Alongside complexity sit an aging patient population, increasing prevalence of vascular disease, and, therefore, a need for more vascular surgeons. Up come those training questions again: Panneton sees a need for an increase in the number of vascular surgery training programs. While the level has been steadily increasing, he notes, it “is not increasing fast enough. What’s predicted is a deficit in vascular surgeons. There is also a generational shift, with the newer generation not necessarily looking at working as a surgeon in the same way we previous generations looked at it.” Which is to say, work-life balance has taken root, further shaping the face of the workforce and needs of the workplace, Panneton observes. Running in tandem are increased demands on vascular surgeons—the expansion of peripheral arterial disease (PAD) treatment, pulmonary embolism response teams (PERTs), wound care, and, an area previously the preserve of cardiac surgery, the aortic arch. “When a hospital has a TAVR [transaortic valve replacement] program, they cannot exist without vascular surgeons,” he continues. “We get called a few times per week for structural heart. There has been an increase in the demand for vascular surgeons because the work has diversified even more.”

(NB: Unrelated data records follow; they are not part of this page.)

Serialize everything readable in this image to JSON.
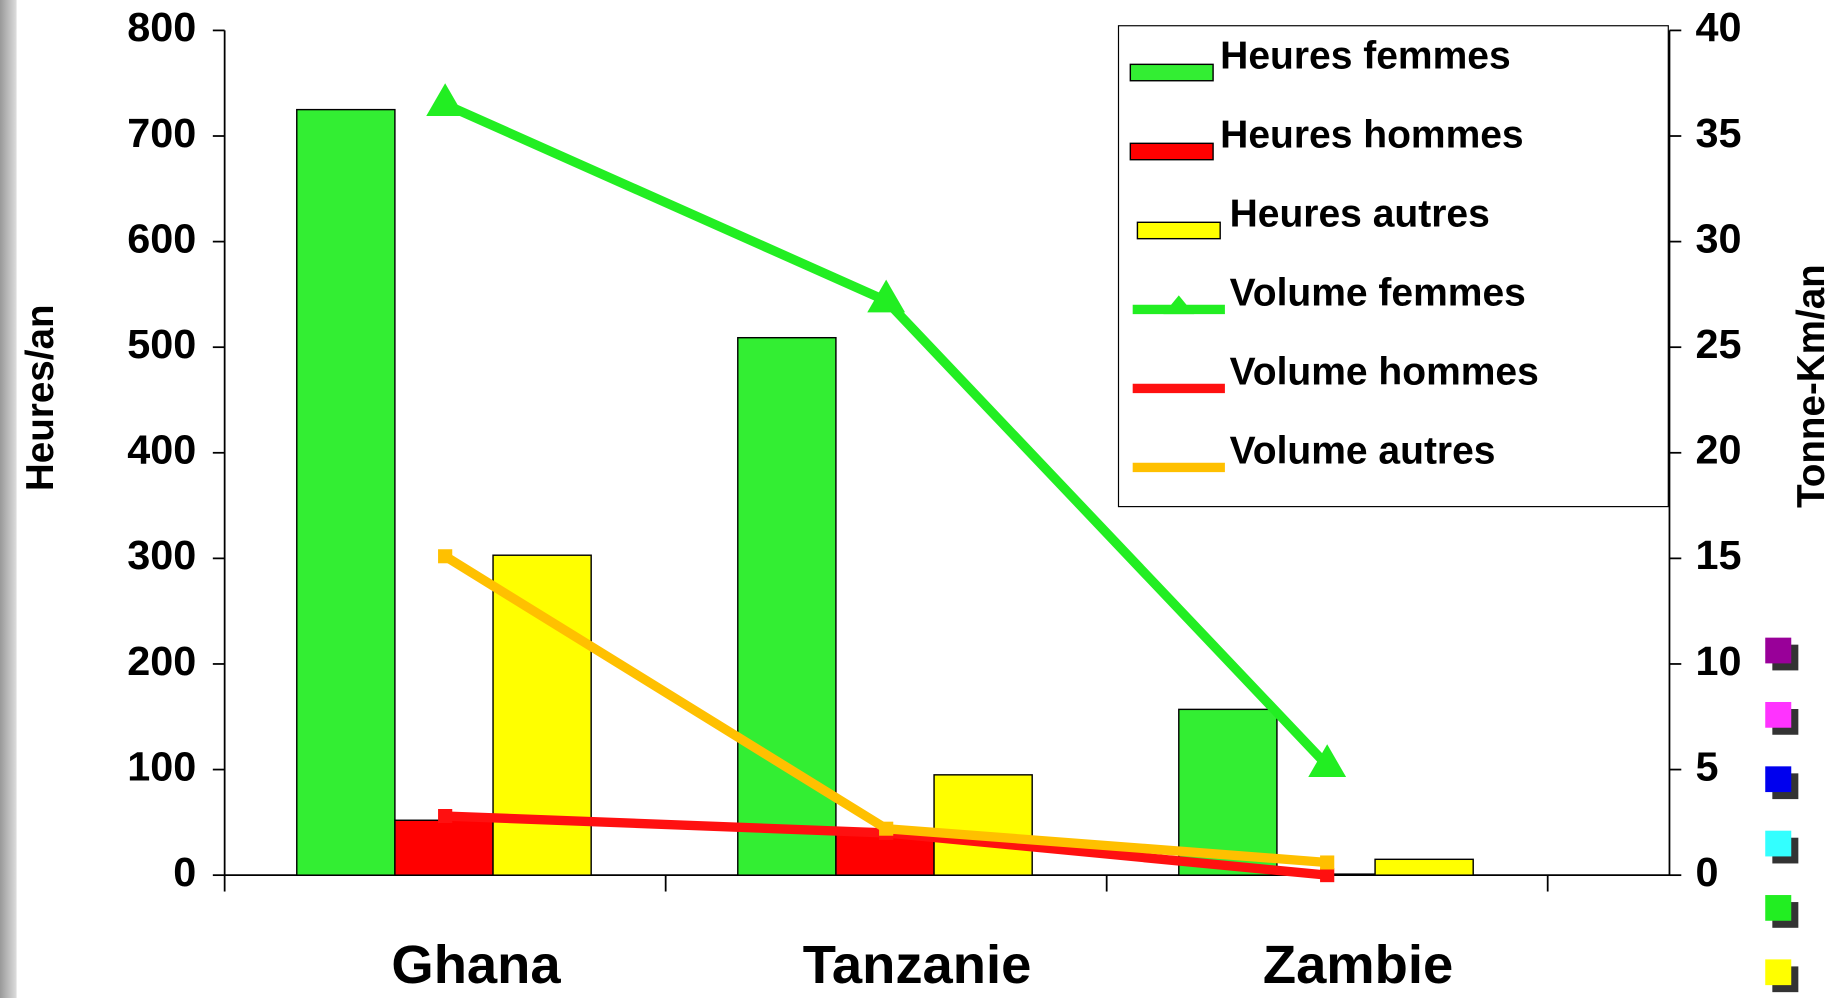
{
  "chart_data": {
    "type": "bar",
    "categories": [
      "Ghana",
      "Tanzanie",
      "Zambie"
    ],
    "y_label": "Heures/an",
    "y2_label": "Tonne-Km/an",
    "ylim": [
      0,
      800
    ],
    "yticks": [
      0,
      100,
      200,
      300,
      400,
      500,
      600,
      700,
      800
    ],
    "y2lim": [
      0,
      40
    ],
    "y2ticks": [
      0,
      5,
      10,
      15,
      20,
      25,
      30,
      35,
      40
    ],
    "series": [
      {
        "name": "Heures femmes",
        "type": "bar",
        "color": "#33ee33",
        "values": [
          725,
          509,
          157
        ]
      },
      {
        "name": "Heures hommes",
        "type": "bar",
        "color": "#ff0000",
        "values": [
          52,
          44,
          1
        ]
      },
      {
        "name": "Heures autres",
        "type": "bar",
        "color": "#ffff00",
        "values": [
          303,
          95,
          15
        ]
      },
      {
        "name": "Volume femmes",
        "type": "line",
        "axis": "y2",
        "marker": "triangle",
        "color": "#22ee22",
        "values": [
          36.5,
          27.2,
          5.2
        ]
      },
      {
        "name": "Volume hommes",
        "type": "line",
        "axis": "y2",
        "marker": "square",
        "color": "#ff1010",
        "values": [
          2.8,
          2.0,
          0
        ]
      },
      {
        "name": "Volume autres",
        "type": "line",
        "axis": "y2",
        "marker": "square",
        "color": "#ffc000",
        "values": [
          15.1,
          2.2,
          0.6
        ]
      }
    ]
  }
}
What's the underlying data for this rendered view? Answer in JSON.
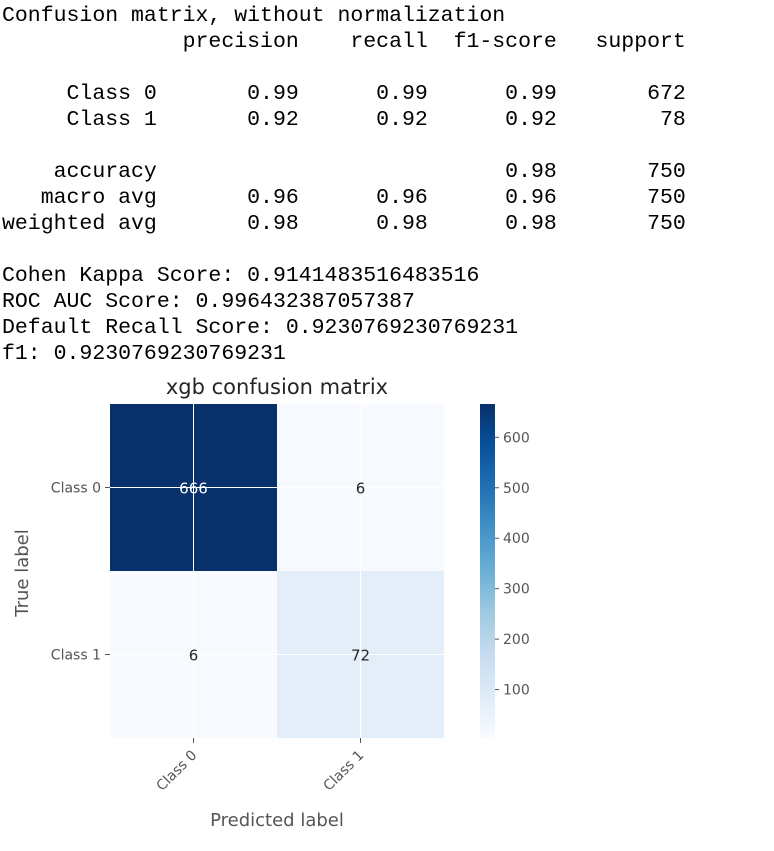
{
  "report": {
    "lines": [
      "Confusion matrix, without normalization",
      "              precision    recall  f1-score   support",
      "",
      "     Class 0       0.99      0.99      0.99       672",
      "     Class 1       0.92      0.92      0.92        78",
      "",
      "    accuracy                           0.98       750",
      "   macro avg       0.96      0.96      0.96       750",
      "weighted avg       0.98      0.98      0.98       750",
      "",
      "Cohen Kappa Score: 0.9141483516483516",
      "ROC AUC Score: 0.996432387057387",
      "Default Recall Score: 0.9230769230769231",
      "f1: 0.9230769230769231"
    ]
  },
  "chart_data": {
    "type": "heatmap",
    "title": "xgb confusion matrix",
    "xlabel": "Predicted label",
    "ylabel": "True label",
    "x_categories": [
      "Class 0",
      "Class 1"
    ],
    "y_categories": [
      "Class 0",
      "Class 1"
    ],
    "values": [
      [
        666,
        6
      ],
      [
        6,
        72
      ]
    ],
    "colormap": "Blues",
    "colorbar": {
      "min": 6,
      "max": 666,
      "ticks": [
        100,
        200,
        300,
        400,
        500,
        600
      ]
    },
    "grid": true,
    "colors": {
      "dark": "#08306b",
      "light": "#f7fbff",
      "text_dark": "#262626",
      "text_light": "#ffffff"
    }
  }
}
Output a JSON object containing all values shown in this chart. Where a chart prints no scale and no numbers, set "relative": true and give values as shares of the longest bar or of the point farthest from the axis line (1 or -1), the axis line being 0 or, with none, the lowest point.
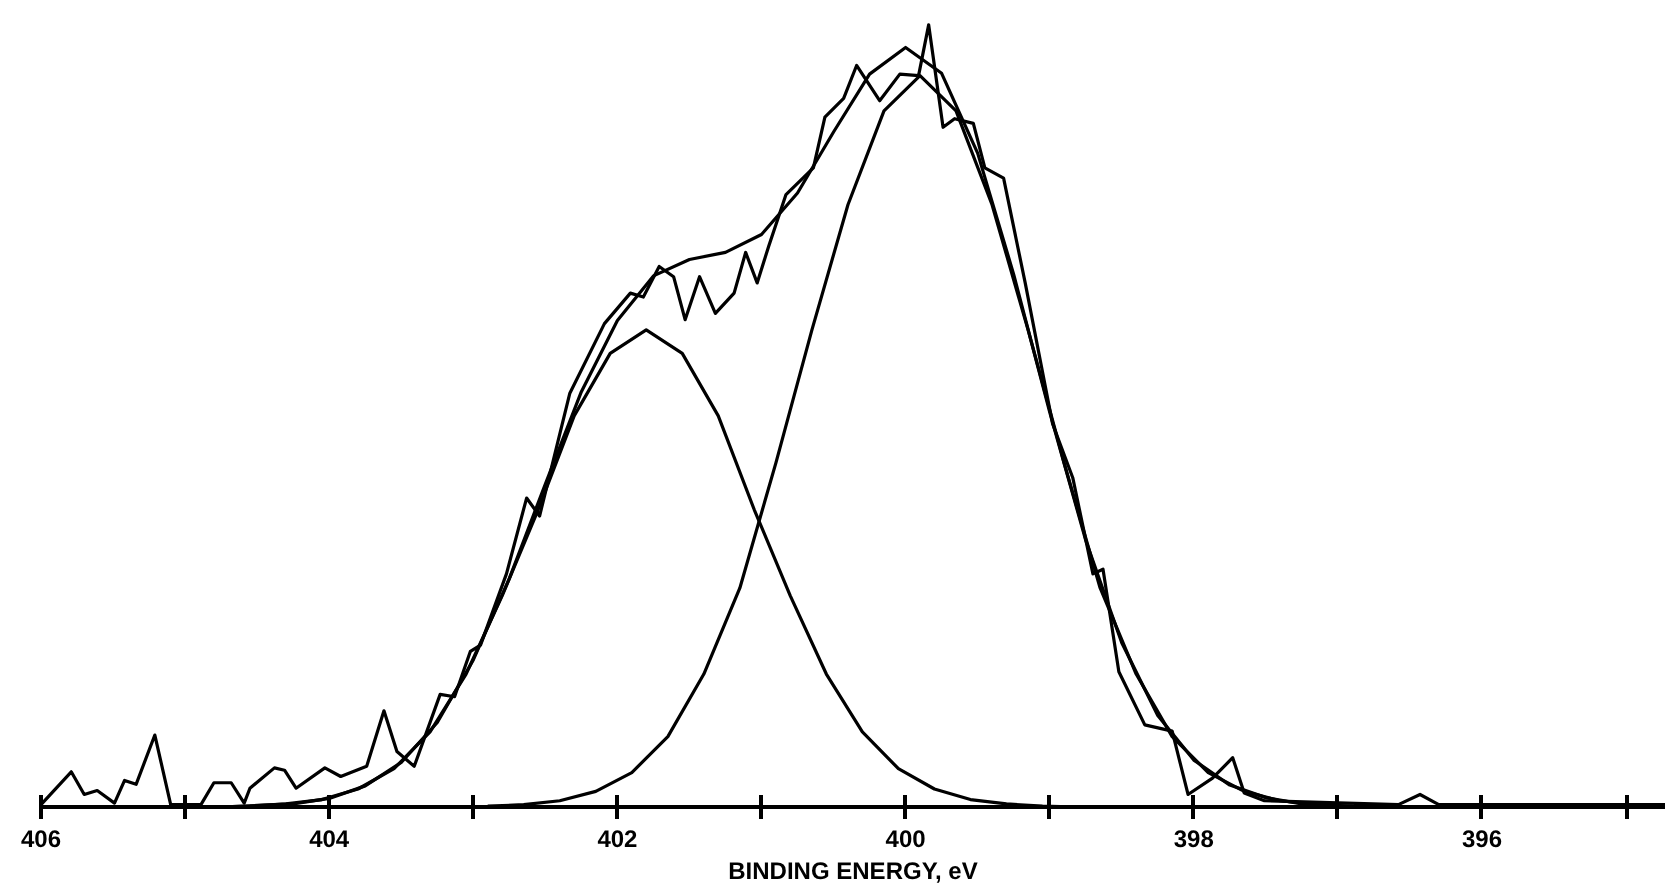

As a result, another evolution plays out. “Vascular surgery is evolving like general surgery,” Panneton reasons. “In the past, general surgeons took care of everything. But now, there are general surgeons who do only trauma, or oncology surgery, or colorectal surgery. We are seeing that start to happen with vascular surgery. Some only do vein procedures, because they tend to be elective, which is a much more controlled thing. Some do wound care or work in a limb salvage clinic. There are some, like me, who you might consider an aortic surgeon, as the majority of my practice is aortic stuff. That is one way for the workforce to deal with the demands of practice in the future.”
Yet, the training imperatives of aortic surgery remain, adds Panneton. “That is the most high-risk and most likely to be the one to require additional training, as opposed to other ‘sub-specialties’ within vascular surgery, which are not quite the same level of complexity and risk.”